Stylistically, this isn't very different from The Way It Is: relaxed, unassuming piano-based pop songs with synthesizers that support the music without becoming too intrusive and drums that are mixed fairly high (although not as high as on Phil Collins or Genesis records from the same era). As for songwriting, there's nothing here quite on the level of "The Way It Is" or the stunning "The River Runs Low". But "I Will Walk with You" comes close. Containing one of Hornsby's most affecting vocals, it combines a down-to-earth persona with a tension-filled melody as only Hornsby can among male singer-songwriters. The album's other highlights were all singles although "Jacob's Ladder" was written for Huey Lewis and the News, who had a hit with it. I prefer Hornsby's version (less smooth and slick). "Look Out Any Window" is a plea for the environment that features an insistent horizontal melody in its verses. "The Valley Road" is an instantly catchy tale of lovers forced apart by the fact that they come from different classes. Its last minute or so features one of his finest piano solos. The lyrics to "Defenders of the Flag" (written by Bruce's brother John) could have cut a little deeper, but Bruce mostly makes up for it with a slightly snarky vocal. Lewis plays harmonica on this track.

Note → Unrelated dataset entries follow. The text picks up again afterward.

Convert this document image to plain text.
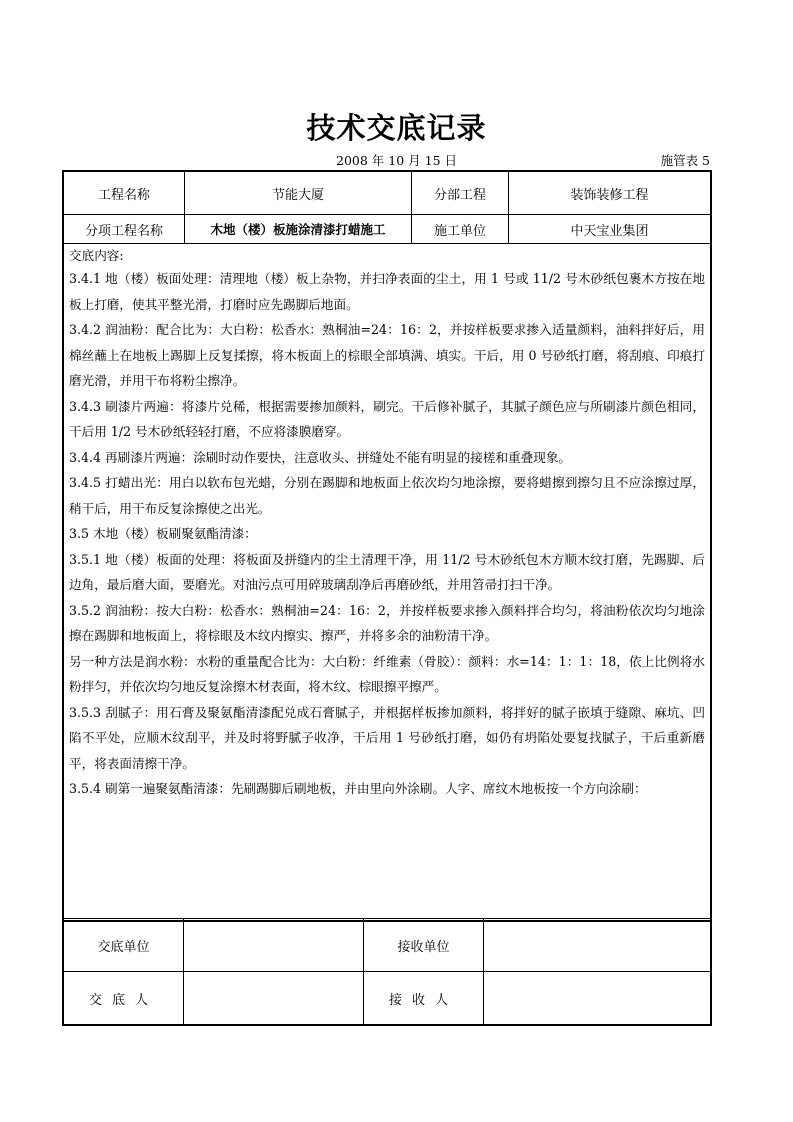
技术交底记录
2008 年 10 月 15 日	施管表 5
工程名称	节能大厦	分部工程	装饰装修工程
分项工程名称	木地（楼）板施涂清漆打蜡施工	施工单位	中天宝业集团

交底内容:

3.4.1 地（楼）板面处理：清理地（楼）板上杂物，并扫净表面的尘土，用 1 号或 11/2 号木砂纸包裹木方按在地板上打磨，使其平整光滑，打磨时应先踢脚后地面。

3.4.2 润油粉：配合比为：大白粉：松香水：熟桐油=24：16：2，并按样板要求掺入适量颜料，油料拌好后，用棉丝蘸上在地板上踢脚上反复揉擦，将木板面上的棕眼全部填满、填实。干后，用 0 号砂纸打磨，将刮痕、印痕打磨光滑，并用干布将粉尘擦净。

3.4.3 刷漆片两遍：将漆片兑稀，根据需要掺加颜料，刷完。干后修补腻子，其腻子颜色应与所刷漆片颜色相同，干后用 1/2 号木砂纸轻轻打磨，不应将漆膜磨穿。

3.4.4 再刷漆片两遍：涂刷时动作要快，注意收头、拼缝处不能有明显的接槎和重叠现象。

3.4.5 打蜡出光：用白以软布包光蜡，分别在踢脚和地板面上依次均匀地涂擦，要将蜡擦到擦匀且不应涂擦过厚，稍干后，用干布反复涂擦使之出光。

3.5 木地（楼）板刷聚氨酯清漆：

3.5.1 地（楼）板面的处理：将板面及拼缝内的尘土清理干净，用 11/2 号木砂纸包木方顺木纹打磨，先踢脚、后边角，最后磨大面，要磨光。对油污点可用碎玻璃刮净后再磨砂纸，并用笤帚打扫干净。

3.5.2 润油粉：按大白粉：松香水：熟桐油=24：16：2，并按样板要求掺入颜料拌合均匀，将油粉依次均匀地涂擦在踢脚和地板面上，将棕眼及木纹内擦实、擦严，并将多余的油粉清干净。

另一种方法是润水粉：水粉的重量配合比为：大白粉：纤维素（骨胶）：颜料：水=14：1：1：18，依上比例将水粉拌匀，并依次均匀地反复涂擦木材表面，将木纹、棕眼擦平擦严。

3.5.3 刮腻子：用石膏及聚氨酯清漆配兑成石膏腻子，并根据样板掺加颜料，将拌好的腻子嵌填于缝隙、麻坑、凹陷不平处，应顺木纹刮平，并及时将野腻子收净，干后用 1 号砂纸打磨，如仍有坍陷处要复找腻子，干后重新磨平，将表面清擦干净。

3.5.4 刷第一遍聚氨酯清漆：先刷踢脚后刷地板，并由里向外涂刷。人字、席纹木地板按一个方向涂刷：

交底单位	接收单位
交底人	接收人
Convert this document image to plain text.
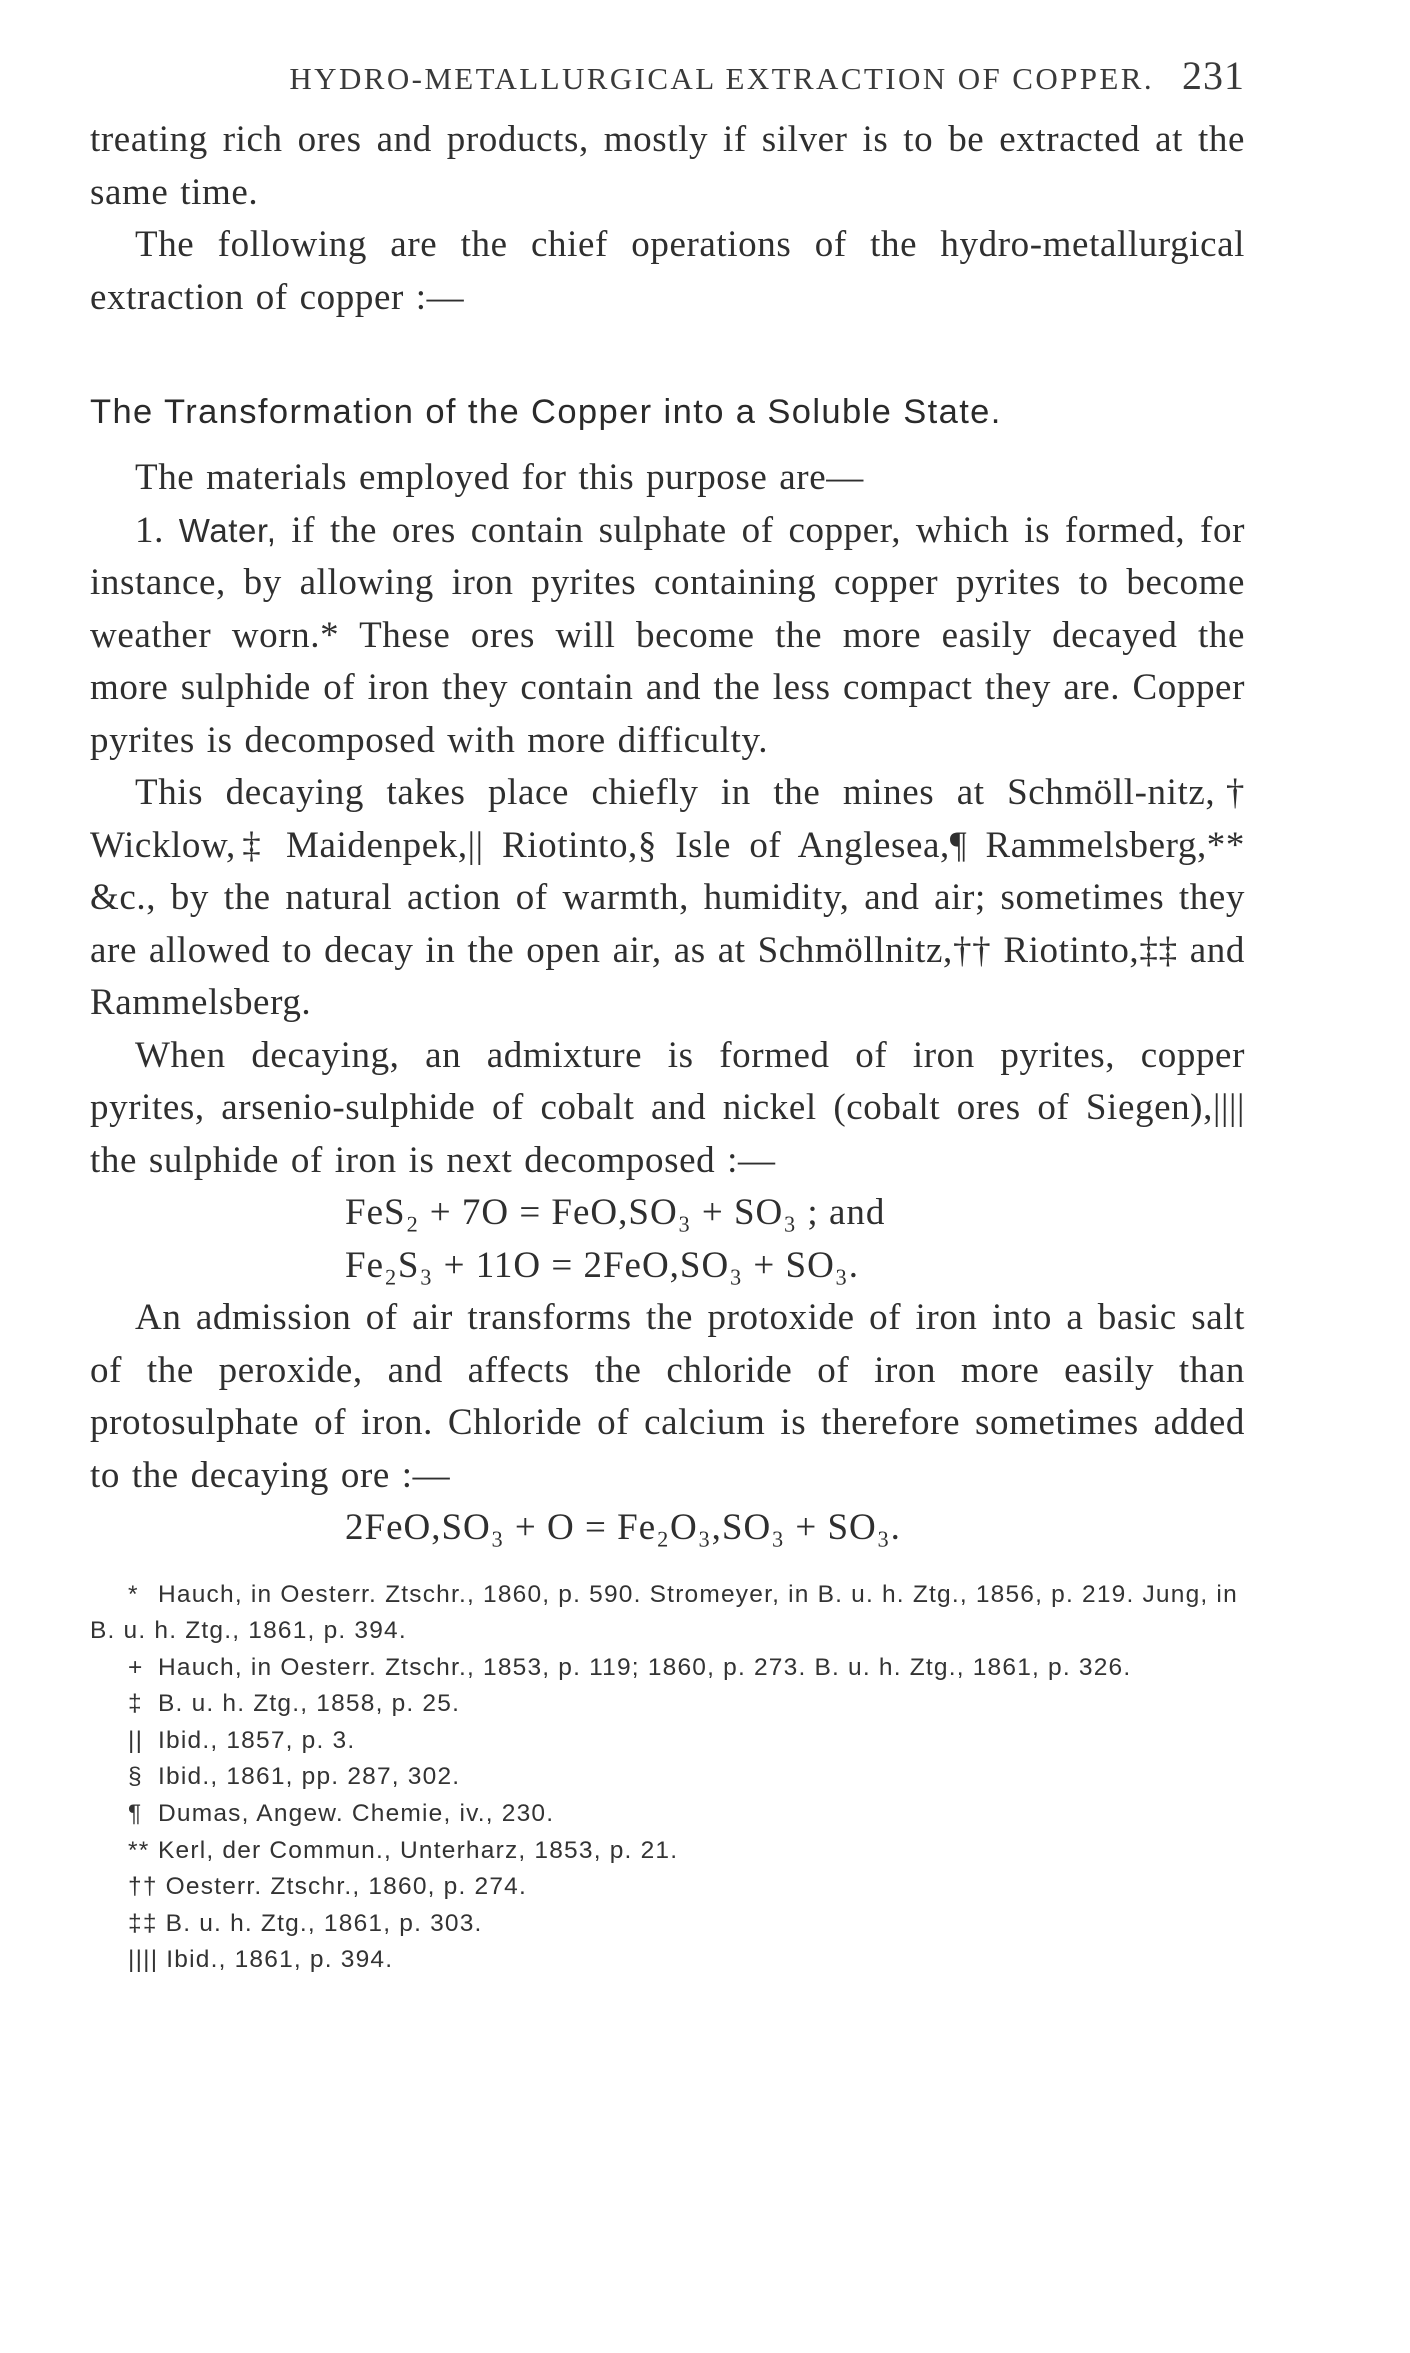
HYDRO-METALLURGICAL EXTRACTION OF COPPER. 231

treating rich ores and products, mostly if silver is to be extracted at the same time.

The following are the chief operations of the hydro-metallurgical extraction of copper :—

The Transformation of the Copper into a Soluble State.

The materials employed for this purpose are—

1. Water, if the ores contain sulphate of copper, which is formed, for instance, by allowing iron pyrites containing copper pyrites to become weather worn.* These ores will become the more easily decayed the more sulphide of iron they contain and the less compact they are. Copper pyrites is decomposed with more difficulty.

This decaying takes place chiefly in the mines at Schmöll-nitz,† Wicklow,‡ Maidenpek,|| Riotinto,§ Isle of Anglesea,¶ Rammelsberg,** &c., by the natural action of warmth, humidity, and air; sometimes they are allowed to decay in the open air, as at Schmöllnitz,†† Riotinto,‡‡ and Rammelsberg.

When decaying, an admixture is formed of iron pyrites, copper pyrites, arsenio-sulphide of cobalt and nickel (cobalt ores of Siegen),|||| the sulphide of iron is next decomposed :—

FeS₂ + 7O = FeO,SO₃ + SO₃ ; and
Fe₂S₃ + 11O = 2FeO,SO₃ + SO₃.

An admission of air transforms the protoxide of iron into a basic salt of the peroxide, and affects the chloride of iron more easily than protosulphate of iron. Chloride of calcium is therefore sometimes added to the decaying ore :—

2FeO,SO₃ + O = Fe₂O₃,SO₃ + SO₃.
* Hauch, in Oesterr. Ztschr., 1860, p. 590. Stromeyer, in B. u. h. Ztg., 1856, p. 219. Jung, in B. u. h. Ztg., 1861, p. 394.
+ Hauch, in Oesterr. Ztschr., 1853, p. 119; 1860, p. 273. B. u. h. Ztg., 1861, p. 326.
‡ B. u. h. Ztg., 1858, p. 25.
|| Ibid., 1857, p. 3.
§ Ibid., 1861, pp. 287, 302.
¶ Dumas, Angew. Chemie, iv., 230.
** Kerl, der Commun., Unterharz, 1853, p. 21.
†† Oesterr. Ztschr., 1860, p. 274.
‡‡ B. u. h. Ztg., 1861, p. 303.
|||| Ibid., 1861, p. 394.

On the negative side, a certain bloatedness creeps in at points: two of the album's nine songs exceed seven minutes in length. "The Road Not Taken" is one. It's a decent (but not truly compelling) tale of wondering what might have been in a romantic relationship. The other is "The Show Goes On", where Hornsby plays up the drama too much musically. It opens with a solo piano figure that isn't as good as the one on "Every Little Kiss" or as great as the one on the title track from Harbor Lights. And nether is as outright mediocre as the album's closer, "Til the Dreaming's Done". Another slice of what-might-have-been, it does contain some mandolin from somebody (guitarist / keyboardist Peter Harris, I assume). It's probably a coincidence, but the worst three songs here have lyrics written by Bruce himself.

There is also "The Old Playground", a tribute to one of Hornsby's lifelong loves: basketball. Not a bad slice-of-life sketch at all, but Hornsby would use basketball imagery more interestingly on the Harbor Lights track "Rainbow's Cadillac".